SECTION 1
INTRAUTERINE INSEMINATION (IUI)
INTRODUCTION
Intrauterine insemination (IUI) enjoys the status of being one of the most popular treatment modality in infertility in the recent years. The very fact that IUI is simple, inexpensive, easy and affordable makes many clinicians to opt for this treatment.
The history of IUI dates back to 1770 when John Hunter advised a man to inseminate his wife with his semen collected in a warm syringe. The indication was that of hypospadias. This resulted in pregnancy. In 19th century, Marion Sims carried out inseminations in 6 women. He got success in only one woman. In 1953, Bunge and Sherman reported the first pregnancy from stored frozen semen.
IUI was not practiced till recently due to the fact that direct insemination into the uterus without a wash (Preparation of Sperms) causes severe uterine cramps due to the presence of prostaglandins. The advent of in vitro fertilization and embryo transfer (IVF-ET) and other assisted reproductive techniques which utilize the sperm wash techniques with ovarian stimulation have led to the practice of IUI.
When considering fertility treatments above and beyond fertility drug use, IUI may be the first tried. It's easier to do than assisted reproductive technologies, like IVF, and costs much less. It is a painless, precise, simple, easy and atraumatic technique. A bolus of concentrated, motile, morphologically normal and capacitated sperms are deposited in the uterine cavity very near to the opening of the ostia of fallopian tubes at the time of ovulation.
In the 1980s, direct intraperitoneal insemination (DIPI) was occasionally used, where clinicians injected sperm into the lower abdomen through a surgical hole or incision, with the intention of letting the sperms find the oocyte at the ovary or after entering the genital tract through the ostium of the fallopian tube.
The selection of patients for IUI has to be very appropriate. In the male, there should be at least 10 million motile sperms and in the females, the age should be less than 40 years and at least one fallopian tube must be patent. Endometrium should be normal and the ovaries should be capable of ovulating. It is also mandatory that the sperms should be able to fertilize the oocyte. The ability of the sperm to fertilize cannot be known by IUI. The only method by which the fertilizing capacity of sperms can be known is IVF-ET. This is how IVF-ET 2has an edge over IUI. IUI is only a treatment modality whereas IVF-ET has both therapeutic and diagnostic value.
In unexplained infertility, the sperm may be inserted within a larger volume of fluid than usual so as to reach up into the fallopian tubes more easily. This technique takes a few minutes more than standard IUI and is known as “fallopian sperm perfusion”. It has been shown to increase the chances of success in cases of unexplained fertility.
The advent of Medically Assisted Reproductive Techniques (MART) has not only gifted the world with new creation of life but also with newer techniques for reproduction.

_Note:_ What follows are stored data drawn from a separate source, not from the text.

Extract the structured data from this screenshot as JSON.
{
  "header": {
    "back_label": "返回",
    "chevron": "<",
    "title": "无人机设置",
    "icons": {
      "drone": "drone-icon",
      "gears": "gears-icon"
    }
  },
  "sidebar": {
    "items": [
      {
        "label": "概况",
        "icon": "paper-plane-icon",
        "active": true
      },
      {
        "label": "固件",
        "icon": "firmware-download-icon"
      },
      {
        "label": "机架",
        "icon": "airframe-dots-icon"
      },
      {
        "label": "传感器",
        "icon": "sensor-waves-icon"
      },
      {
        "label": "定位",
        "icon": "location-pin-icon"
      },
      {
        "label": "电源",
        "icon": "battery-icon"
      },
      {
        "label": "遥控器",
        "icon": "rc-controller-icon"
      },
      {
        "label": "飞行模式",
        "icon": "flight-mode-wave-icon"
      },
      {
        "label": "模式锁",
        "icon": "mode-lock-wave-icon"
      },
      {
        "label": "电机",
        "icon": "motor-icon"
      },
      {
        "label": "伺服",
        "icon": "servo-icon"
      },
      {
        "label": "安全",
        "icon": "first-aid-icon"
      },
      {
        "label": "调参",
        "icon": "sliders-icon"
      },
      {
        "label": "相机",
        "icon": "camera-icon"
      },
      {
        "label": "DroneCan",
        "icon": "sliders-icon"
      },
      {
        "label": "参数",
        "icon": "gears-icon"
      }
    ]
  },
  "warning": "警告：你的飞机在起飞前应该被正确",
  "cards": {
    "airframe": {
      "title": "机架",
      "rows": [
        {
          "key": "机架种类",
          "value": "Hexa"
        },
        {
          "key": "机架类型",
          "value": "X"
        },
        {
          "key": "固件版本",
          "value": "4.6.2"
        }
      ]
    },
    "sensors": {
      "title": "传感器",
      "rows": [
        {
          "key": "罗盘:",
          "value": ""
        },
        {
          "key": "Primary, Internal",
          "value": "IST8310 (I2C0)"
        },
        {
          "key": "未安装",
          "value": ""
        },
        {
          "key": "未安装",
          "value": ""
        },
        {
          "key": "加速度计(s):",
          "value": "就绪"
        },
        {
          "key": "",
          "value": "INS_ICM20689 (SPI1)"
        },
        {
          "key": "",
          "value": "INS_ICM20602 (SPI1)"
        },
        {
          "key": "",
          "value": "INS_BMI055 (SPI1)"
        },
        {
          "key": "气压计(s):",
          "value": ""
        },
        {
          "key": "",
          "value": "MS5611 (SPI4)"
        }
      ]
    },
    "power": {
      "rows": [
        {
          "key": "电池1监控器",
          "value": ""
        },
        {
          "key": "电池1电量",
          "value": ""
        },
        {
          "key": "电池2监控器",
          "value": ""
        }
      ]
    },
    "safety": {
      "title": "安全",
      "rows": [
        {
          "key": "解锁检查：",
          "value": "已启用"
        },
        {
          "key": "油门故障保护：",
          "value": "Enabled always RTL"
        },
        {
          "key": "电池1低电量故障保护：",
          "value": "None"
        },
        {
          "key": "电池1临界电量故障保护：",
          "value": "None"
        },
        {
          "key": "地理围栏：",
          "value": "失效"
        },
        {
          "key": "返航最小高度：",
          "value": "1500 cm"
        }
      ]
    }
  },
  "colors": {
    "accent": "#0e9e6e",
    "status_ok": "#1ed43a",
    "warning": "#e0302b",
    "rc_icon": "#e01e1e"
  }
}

IVF-ET has given birth to IUI. The necessity of having sperm wash techniques for IVF resulted in clinician's using this modality as a treatment. Though the advent of artificial insemination is very old and dates back to the 18th century, the first ever-published article on IUI is only during the 20th century.
Initially, IUI was thought to benefit patients with only cervical infertility or hostility. In the present scenario, cases of unexplained infertility, immunological infertility and endometriosis also benefits from this treatment modality.